Pada zaman sekarang, gadget bukan lagi hal yang asing dalam keseharian kita. Setiap orang--mulai dari anak-anak sampai orang dewasa--seperti sudah melekat erat dengan perangkat elektronik seperti ponsel, tab, atau laptop. Rasanya sulit buat hidup dengan optimal tanpa membawa gadget.Â
Ada yang membutuhkan barang ini untuk sekadar berkomunikasi dengan orang lain. Tapi tidak sedikit orang yang memanfaatkan gadget untuk mencari nafkah. Yap, banyak sekali kesempatan yang terbuka dengan makin lancarnya koneksi internet. Tapi, yang biasanya menjadi kontroversi, adalah ketika kita tidak tahu batas, sehingga menjadi kecanduan.

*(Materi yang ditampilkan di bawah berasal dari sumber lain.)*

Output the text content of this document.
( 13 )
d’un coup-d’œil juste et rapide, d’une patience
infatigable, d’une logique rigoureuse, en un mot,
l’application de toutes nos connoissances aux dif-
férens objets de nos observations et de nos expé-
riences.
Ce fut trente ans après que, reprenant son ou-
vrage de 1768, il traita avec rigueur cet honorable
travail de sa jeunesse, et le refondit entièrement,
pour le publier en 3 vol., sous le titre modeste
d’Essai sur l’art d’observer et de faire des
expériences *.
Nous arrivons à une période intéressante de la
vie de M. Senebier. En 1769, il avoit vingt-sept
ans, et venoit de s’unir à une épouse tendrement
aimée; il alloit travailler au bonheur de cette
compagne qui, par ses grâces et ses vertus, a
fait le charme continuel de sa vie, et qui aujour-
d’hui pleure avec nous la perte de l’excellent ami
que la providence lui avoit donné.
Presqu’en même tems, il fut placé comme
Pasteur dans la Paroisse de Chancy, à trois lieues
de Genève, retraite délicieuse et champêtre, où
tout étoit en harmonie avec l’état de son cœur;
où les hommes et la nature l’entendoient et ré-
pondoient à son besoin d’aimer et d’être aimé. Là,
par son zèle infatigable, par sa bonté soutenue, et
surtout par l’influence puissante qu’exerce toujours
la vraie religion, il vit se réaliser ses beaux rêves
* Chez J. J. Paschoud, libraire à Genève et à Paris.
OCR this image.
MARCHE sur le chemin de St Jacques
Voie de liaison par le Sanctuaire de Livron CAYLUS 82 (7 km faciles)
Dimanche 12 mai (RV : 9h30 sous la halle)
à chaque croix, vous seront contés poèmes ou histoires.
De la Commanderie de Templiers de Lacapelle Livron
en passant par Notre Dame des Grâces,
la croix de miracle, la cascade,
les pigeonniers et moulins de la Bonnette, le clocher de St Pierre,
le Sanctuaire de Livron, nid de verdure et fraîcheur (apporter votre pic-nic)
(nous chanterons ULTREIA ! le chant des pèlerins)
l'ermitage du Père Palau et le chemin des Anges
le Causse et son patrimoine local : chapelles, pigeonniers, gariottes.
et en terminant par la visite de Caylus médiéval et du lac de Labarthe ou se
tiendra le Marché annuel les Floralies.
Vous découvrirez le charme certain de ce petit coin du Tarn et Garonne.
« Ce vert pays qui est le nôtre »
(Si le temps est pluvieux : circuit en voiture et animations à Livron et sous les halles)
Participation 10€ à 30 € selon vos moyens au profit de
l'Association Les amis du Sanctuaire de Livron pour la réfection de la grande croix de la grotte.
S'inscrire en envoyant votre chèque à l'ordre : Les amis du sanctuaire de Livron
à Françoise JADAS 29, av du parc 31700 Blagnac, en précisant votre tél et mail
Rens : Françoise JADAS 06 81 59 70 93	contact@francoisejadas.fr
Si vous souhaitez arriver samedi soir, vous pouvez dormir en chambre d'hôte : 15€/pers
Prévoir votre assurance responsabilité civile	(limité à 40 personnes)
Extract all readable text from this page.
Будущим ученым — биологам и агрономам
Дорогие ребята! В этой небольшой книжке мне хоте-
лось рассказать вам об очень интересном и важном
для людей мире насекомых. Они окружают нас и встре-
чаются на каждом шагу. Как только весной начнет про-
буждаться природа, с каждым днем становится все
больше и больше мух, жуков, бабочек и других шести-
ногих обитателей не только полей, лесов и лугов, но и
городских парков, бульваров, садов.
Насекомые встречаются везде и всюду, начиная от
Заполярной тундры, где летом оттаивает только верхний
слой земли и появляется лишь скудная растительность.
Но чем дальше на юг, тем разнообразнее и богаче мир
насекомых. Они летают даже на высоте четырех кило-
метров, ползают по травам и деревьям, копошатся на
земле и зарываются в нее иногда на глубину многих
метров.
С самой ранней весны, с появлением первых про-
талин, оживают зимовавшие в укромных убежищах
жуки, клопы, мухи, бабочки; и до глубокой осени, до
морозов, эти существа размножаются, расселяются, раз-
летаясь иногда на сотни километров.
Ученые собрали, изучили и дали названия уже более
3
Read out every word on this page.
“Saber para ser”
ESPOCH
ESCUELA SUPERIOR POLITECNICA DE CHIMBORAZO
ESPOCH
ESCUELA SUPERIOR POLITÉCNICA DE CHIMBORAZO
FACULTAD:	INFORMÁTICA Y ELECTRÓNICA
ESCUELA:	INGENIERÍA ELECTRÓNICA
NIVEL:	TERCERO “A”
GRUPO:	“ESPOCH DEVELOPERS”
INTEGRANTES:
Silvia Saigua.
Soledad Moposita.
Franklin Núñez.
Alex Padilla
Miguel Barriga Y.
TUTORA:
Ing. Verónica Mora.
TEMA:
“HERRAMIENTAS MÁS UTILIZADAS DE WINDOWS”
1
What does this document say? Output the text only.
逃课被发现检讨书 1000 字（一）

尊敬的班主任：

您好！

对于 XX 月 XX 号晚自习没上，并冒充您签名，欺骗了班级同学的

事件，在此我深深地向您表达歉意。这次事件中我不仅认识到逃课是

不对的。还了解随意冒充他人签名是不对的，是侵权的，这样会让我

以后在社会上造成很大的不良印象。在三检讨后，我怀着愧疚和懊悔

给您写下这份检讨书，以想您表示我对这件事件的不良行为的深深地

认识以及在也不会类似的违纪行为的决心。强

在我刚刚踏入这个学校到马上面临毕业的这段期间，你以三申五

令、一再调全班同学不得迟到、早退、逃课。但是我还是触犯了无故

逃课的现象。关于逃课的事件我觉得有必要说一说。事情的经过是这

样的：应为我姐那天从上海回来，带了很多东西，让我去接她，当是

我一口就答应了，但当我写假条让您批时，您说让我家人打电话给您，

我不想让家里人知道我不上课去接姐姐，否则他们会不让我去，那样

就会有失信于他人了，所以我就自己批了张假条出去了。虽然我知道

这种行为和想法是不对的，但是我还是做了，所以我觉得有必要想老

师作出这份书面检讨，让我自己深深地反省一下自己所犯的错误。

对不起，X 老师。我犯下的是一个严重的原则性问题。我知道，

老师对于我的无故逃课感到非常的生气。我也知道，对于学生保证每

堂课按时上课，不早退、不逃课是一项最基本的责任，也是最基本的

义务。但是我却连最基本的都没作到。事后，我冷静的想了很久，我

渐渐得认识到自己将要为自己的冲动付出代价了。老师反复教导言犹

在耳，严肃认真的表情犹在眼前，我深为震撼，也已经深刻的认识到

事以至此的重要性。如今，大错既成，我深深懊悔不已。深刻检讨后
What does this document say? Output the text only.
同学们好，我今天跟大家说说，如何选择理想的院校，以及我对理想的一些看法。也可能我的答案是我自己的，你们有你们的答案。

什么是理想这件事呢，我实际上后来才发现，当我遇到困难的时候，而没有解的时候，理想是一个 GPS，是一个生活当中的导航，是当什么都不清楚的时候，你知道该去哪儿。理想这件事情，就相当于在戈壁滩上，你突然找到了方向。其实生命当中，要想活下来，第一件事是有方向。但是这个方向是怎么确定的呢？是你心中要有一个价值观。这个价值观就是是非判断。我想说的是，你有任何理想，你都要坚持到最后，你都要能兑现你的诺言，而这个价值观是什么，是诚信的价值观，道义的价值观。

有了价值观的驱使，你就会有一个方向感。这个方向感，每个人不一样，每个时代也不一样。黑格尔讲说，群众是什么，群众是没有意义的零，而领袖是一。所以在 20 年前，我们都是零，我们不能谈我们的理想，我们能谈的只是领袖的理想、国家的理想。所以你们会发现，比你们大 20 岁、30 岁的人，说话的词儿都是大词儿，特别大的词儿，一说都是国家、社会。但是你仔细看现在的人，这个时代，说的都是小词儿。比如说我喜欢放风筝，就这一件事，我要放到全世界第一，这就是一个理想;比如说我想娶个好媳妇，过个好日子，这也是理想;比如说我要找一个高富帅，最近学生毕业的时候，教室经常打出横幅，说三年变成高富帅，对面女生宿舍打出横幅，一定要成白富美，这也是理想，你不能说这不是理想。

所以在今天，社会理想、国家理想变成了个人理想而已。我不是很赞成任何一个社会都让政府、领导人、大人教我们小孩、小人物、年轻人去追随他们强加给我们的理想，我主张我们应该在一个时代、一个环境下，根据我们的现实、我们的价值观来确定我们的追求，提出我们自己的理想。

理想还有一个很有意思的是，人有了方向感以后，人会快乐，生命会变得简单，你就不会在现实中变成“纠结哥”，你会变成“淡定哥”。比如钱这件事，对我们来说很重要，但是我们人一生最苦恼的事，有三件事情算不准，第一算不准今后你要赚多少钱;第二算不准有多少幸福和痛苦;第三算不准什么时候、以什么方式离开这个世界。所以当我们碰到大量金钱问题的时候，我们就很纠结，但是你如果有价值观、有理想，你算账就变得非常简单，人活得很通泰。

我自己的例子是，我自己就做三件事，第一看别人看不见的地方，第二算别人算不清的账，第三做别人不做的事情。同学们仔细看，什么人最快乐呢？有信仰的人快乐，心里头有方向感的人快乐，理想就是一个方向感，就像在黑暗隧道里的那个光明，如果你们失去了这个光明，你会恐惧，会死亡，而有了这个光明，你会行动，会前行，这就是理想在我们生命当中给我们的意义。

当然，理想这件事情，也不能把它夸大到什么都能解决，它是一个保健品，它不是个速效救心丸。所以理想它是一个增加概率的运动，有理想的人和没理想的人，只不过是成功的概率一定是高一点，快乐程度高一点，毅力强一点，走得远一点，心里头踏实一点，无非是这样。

Ini bukan hanya berlaku bagi anak-anak saja, lho! Orang dewasa juga pasti pernah mengalami kondisi saat tidak dapat melepaskan diri dari cengkeraman gadget. Saat gadget tertinggal atau kehabisan baterai, rasanya jadi bingung dan tidak fokus. Bisa jadi bukan hanya karena pekerjaan, tetapi ada keterkaitan yang memenjarakan di sana.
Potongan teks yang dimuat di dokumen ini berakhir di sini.